O presidente Luiz Inácio Lula da Silva afirmou na manhã deste sábado 3 que os ataques dos Estados Unidos à Venezuela e a captura de Nicolás Maduro ultrapassam uma linha inaceitável. Lula destacou que tais atos afrontam a soberania venezuelana e criam um precedente perigoso para a comunidade internacional.
Segundo Lula, os acontecimentos lembram os piores momentos de interferência na política da América Latina e do Caribe, colocando em risco a região como zona de paz. Ele reiterou que o Brasil condena a ação e defende o multilateralismo e o diálogo.
Uma reunião ministerial no Itamaraty está marcada para começar às 10h, com o objetivo de avaliar a situação e definir medidas úteis diante dos ataques. O encontro reunirá ministros para alinhavar a posição brasileira.
Reação brasileira e análise externa
Especialistas apontam que o interesse norte-americano no petróleo venezuelano é um fator provável por trás da ação. As informações indicam que o governo dos EUA informou que Maduro será julgado por narcoterrorismo e tráfico de drogas.

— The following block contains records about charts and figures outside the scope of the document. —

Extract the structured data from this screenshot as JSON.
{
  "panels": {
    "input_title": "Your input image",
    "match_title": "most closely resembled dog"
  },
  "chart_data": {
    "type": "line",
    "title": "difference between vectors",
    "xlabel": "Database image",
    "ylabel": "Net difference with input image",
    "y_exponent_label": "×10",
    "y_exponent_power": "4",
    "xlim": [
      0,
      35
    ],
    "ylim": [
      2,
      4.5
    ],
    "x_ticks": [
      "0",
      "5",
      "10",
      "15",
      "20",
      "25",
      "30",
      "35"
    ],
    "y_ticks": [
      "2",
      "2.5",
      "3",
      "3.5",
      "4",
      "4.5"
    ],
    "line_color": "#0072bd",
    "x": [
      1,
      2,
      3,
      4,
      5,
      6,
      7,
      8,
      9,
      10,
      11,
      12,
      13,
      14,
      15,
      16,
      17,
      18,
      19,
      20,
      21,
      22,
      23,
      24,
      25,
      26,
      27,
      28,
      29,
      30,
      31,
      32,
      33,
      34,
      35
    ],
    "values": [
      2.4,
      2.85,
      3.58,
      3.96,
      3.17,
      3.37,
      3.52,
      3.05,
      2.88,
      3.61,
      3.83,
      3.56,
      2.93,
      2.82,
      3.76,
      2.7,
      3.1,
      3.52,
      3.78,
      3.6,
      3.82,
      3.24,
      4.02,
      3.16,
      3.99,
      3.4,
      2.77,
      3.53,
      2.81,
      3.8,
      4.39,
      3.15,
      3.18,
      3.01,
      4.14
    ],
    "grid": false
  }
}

As autoridades brasileiras devem discutir respostas diplomáticas, incluindo chamados ao respeito ao direito internacional e à proteção da soberania venezuelana. O Itamaraty trabalha para manter o canal de diálogo aberto com parceiros internacionais.
A Organização das Nações Unidas é citada como espaço para resposta internacional robusta, segundo a leitura de parte do corpo diplomático brasileiro. O Brasil se coloca na defesa de um caminho de cooperação e solução pacífica de disputas.